Change 826408 had a related patch set uploaded (by Subramanya Sastry; author: Subramanya Sastry):

[mediawiki/core@master] Add support to enable Scribunto & Parsoid to handle nowikis properly

Change 826408 merged by jenkins-bot:

[mediawiki/core@master] Add support to enable Scribunto & Parsoid to handle nowikis properly

Change 822177 abandoned by Subramanya Sastry:

[mediawiki/core@master] Add functionality to enable Scribunto to support Parsoid properly


In favour of Ied0295feab06027a8df885b3215435e596f0353b

I can't find the related task at the moment, so I'm dumping some content from slack here for future reference.

<mapframe> ... </mapframe> -- the semantics are that the contents between tags is completely unprocessed. This is one of the few relatively reliable escape mechanisms. Of course (like with <poem> or <pre>) the extension could recursively invoke the parser on it, but it is given to the extension untouched.
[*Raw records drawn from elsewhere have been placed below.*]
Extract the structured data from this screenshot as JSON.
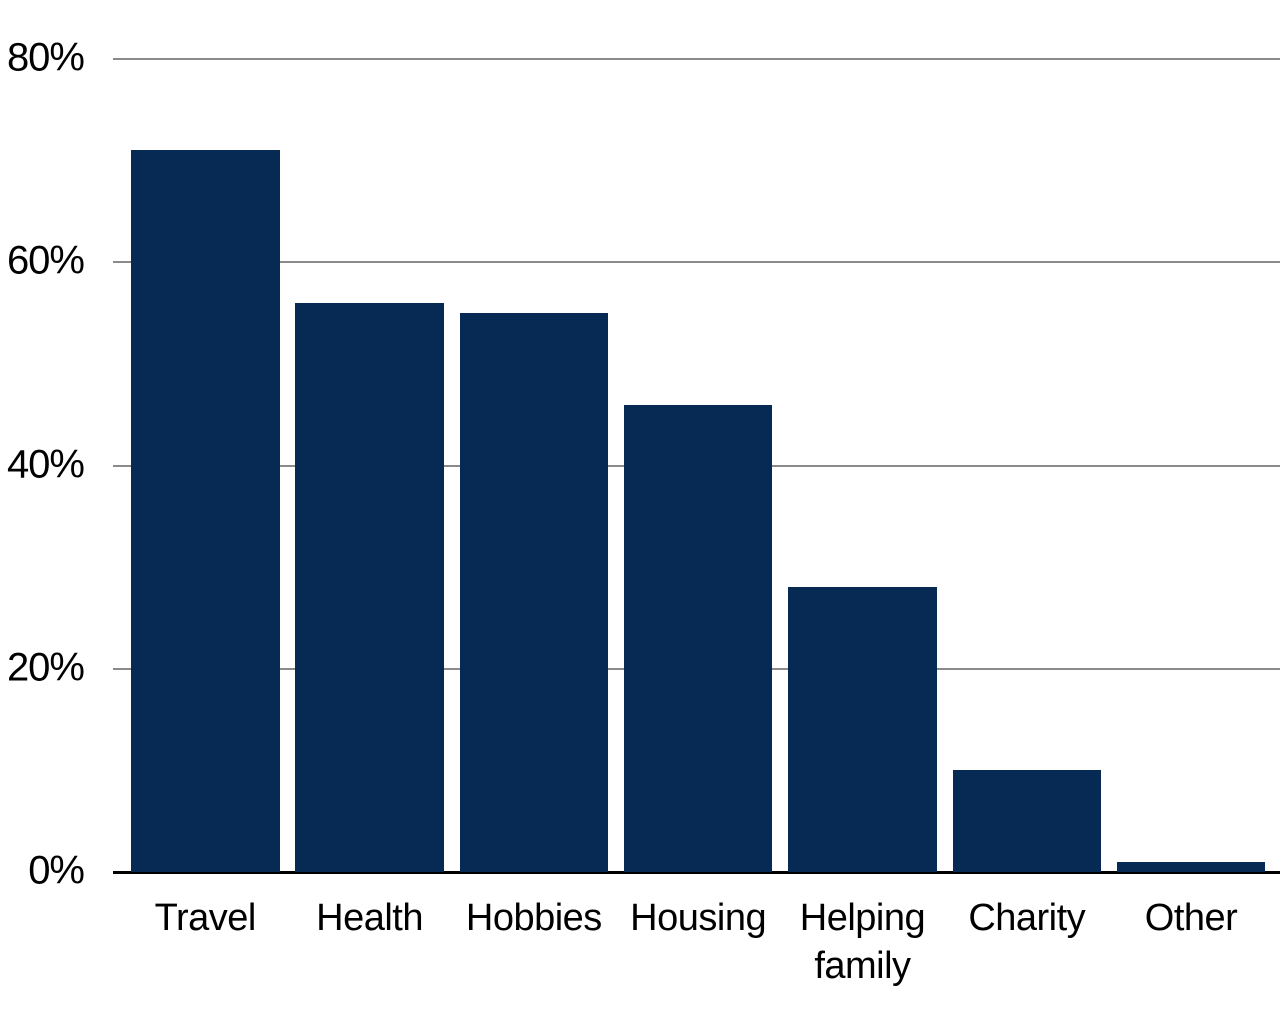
{
  "chart_data": {
    "type": "bar",
    "title": "",
    "xlabel": "",
    "ylabel": "",
    "categories": [
      "Travel",
      "Health",
      "Hobbies",
      "Housing",
      "Helping family",
      "Charity",
      "Other"
    ],
    "values": [
      71,
      56,
      55,
      46,
      28,
      10,
      1
    ],
    "unit": "%",
    "x_tick_labels": [
      "Travel",
      "Health",
      "Hobbies",
      "Housing",
      "Helping\nfamily",
      "Charity",
      "Other"
    ],
    "yticks": [
      0,
      20,
      40,
      60,
      80
    ],
    "ytick_labels": [
      "0%",
      "20%",
      "40%",
      "60%",
      "80%"
    ],
    "ylim": [
      0,
      80
    ],
    "grid": true,
    "legend_position": "none",
    "colors": {
      "bar": "#072a55",
      "gridline": "#8a8a8a",
      "axis_line": "#000000",
      "label_text": "#000000",
      "background": "#ffffff"
    }
  }
}
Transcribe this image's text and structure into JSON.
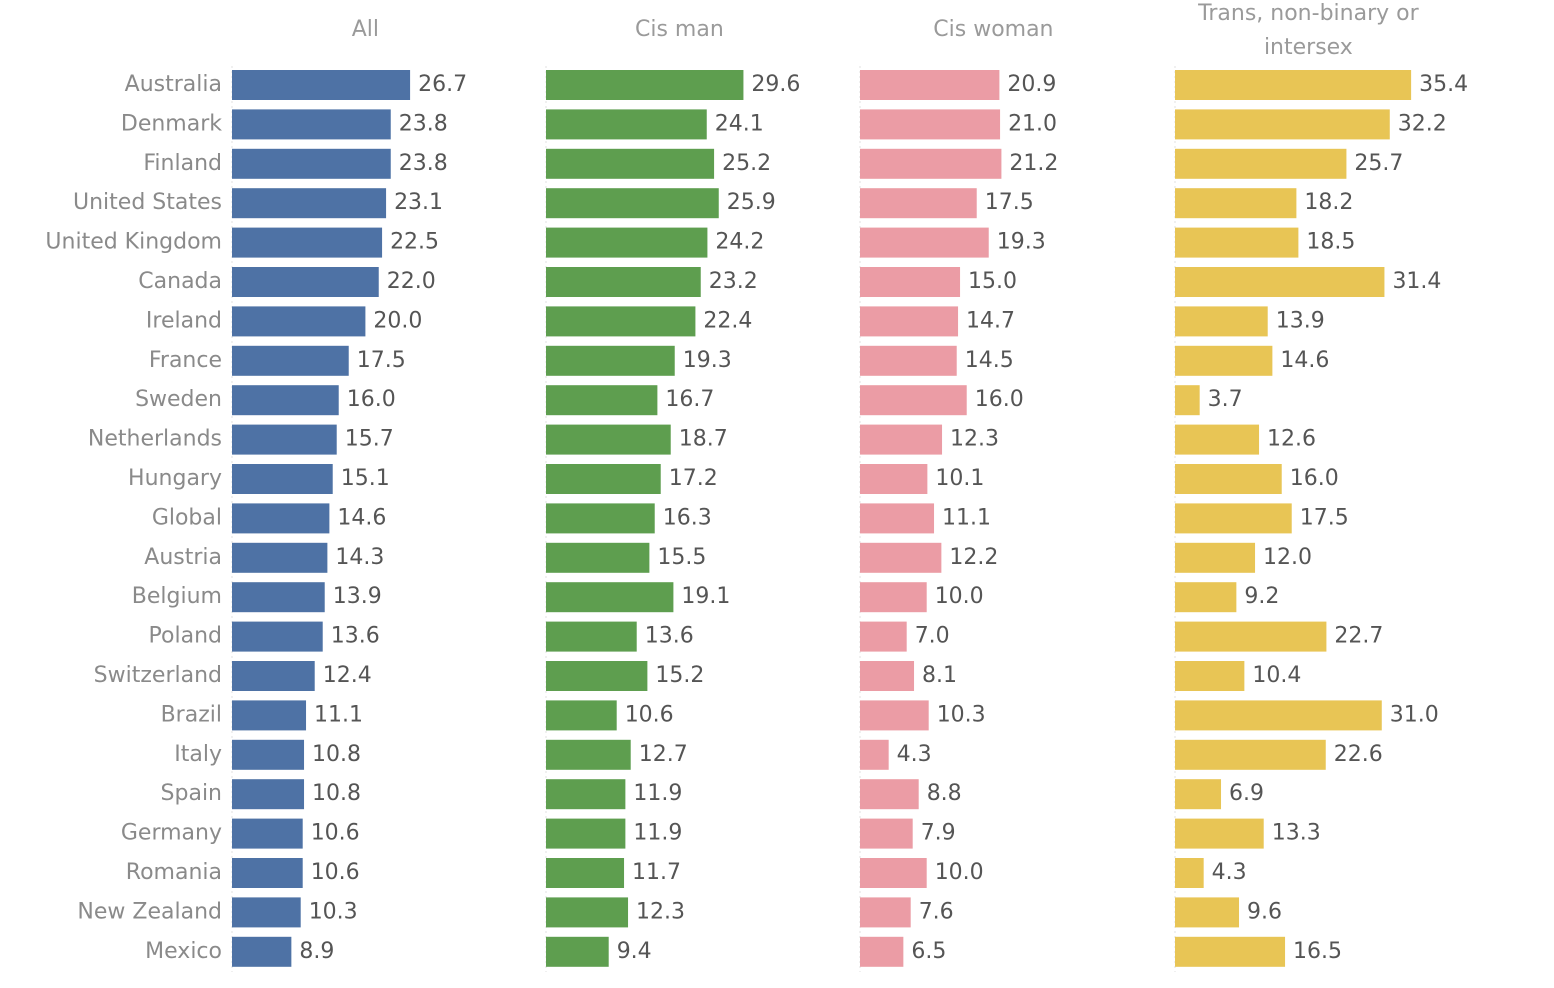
{
  "chart_data": {
    "type": "bar",
    "orientation": "horizontal",
    "categories": [
      "Australia",
      "Denmark",
      "Finland",
      "United States",
      "United Kingdom",
      "Canada",
      "Ireland",
      "France",
      "Sweden",
      "Netherlands",
      "Hungary",
      "Global",
      "Austria",
      "Belgium",
      "Poland",
      "Switzerland",
      "Brazil",
      "Italy",
      "Spain",
      "Germany",
      "Romania",
      "New Zealand",
      "Mexico"
    ],
    "series": [
      {
        "name": "All",
        "color": "#4e72a5",
        "values": [
          26.7,
          23.8,
          23.8,
          23.1,
          22.5,
          22.0,
          20.0,
          17.5,
          16.0,
          15.7,
          15.1,
          14.6,
          14.3,
          13.9,
          13.6,
          12.4,
          11.1,
          10.8,
          10.8,
          10.6,
          10.6,
          10.3,
          8.9
        ]
      },
      {
        "name": "Cis man",
        "color": "#5e9e4f",
        "values": [
          29.6,
          24.1,
          25.2,
          25.9,
          24.2,
          23.2,
          22.4,
          19.3,
          16.7,
          18.7,
          17.2,
          16.3,
          15.5,
          19.1,
          13.6,
          15.2,
          10.6,
          12.7,
          11.9,
          11.9,
          11.7,
          12.3,
          9.4
        ]
      },
      {
        "name": "Cis woman",
        "color": "#eb9ca5",
        "values": [
          20.9,
          21.0,
          21.2,
          17.5,
          19.3,
          15.0,
          14.7,
          14.5,
          16.0,
          12.3,
          10.1,
          11.1,
          12.2,
          10.0,
          7.0,
          8.1,
          10.3,
          4.3,
          8.8,
          7.9,
          10.0,
          7.6,
          6.5
        ]
      },
      {
        "name": "Trans, non-binary or intersex",
        "title_lines": [
          "Trans, non-binary or",
          "intersex"
        ],
        "color": "#e8c555",
        "values": [
          35.4,
          32.2,
          25.7,
          18.2,
          18.5,
          31.4,
          13.9,
          14.6,
          3.7,
          12.6,
          16.0,
          17.5,
          12.0,
          9.2,
          22.7,
          10.4,
          31.0,
          22.6,
          6.9,
          13.3,
          4.3,
          9.6,
          16.5
        ]
      }
    ],
    "xlim": [
      0,
      40
    ],
    "title": "",
    "xlabel": "",
    "ylabel": ""
  }
}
{{#tag|mapframe|I can use {{templates}} here}} is given to the extension after expansion, I believe (could be wrong about this!). It is explicitly recommended in for example.

As with all things, there are probably ways to get different behavior if you "try hard", aka explicitly give the <tag> contents to a recursive invocation of the parser in the first case, and use the "strip state hack" to protect the template-y arguments in the second case [and that is what this particular task is about].

My personal goal w/ the extension API is to provide a more uniform interface, so that the extension author will basically have the same mechanisms available no matter how the extension (parser function, behavior switch, ....) is invoked, and they call $arg->asRawText() or $arg->asHtml() or $arg->asExpandedWikitext) or whatever to get the format they want.

The legacy parser API is also pretty ad hoc, and it's not well documented how to get the format you want from each type of extension point (extension tag, parser function, behavior switch, ..).

Note that we already have a similar mechanism for the output of an extension point (tag, parser function, etc) which can almost always be either "expanded wikitext" or "HTML". Sometimes the wikitext output is subject to further processing, sometimes not; sometimes you have to use strip state in order to access the "HTML" output. But there is some means to get different types of output, it's just not handled in a uniform way.

(This is expanding scope, but I'd also like to see the input and output types explicitly synchronized, to more cleanly handle the {{foo|{{bar}}}} case, and I'd like to add some structured data type like JSON or a name/value map (for parameters, attributes, etc) to the universe.)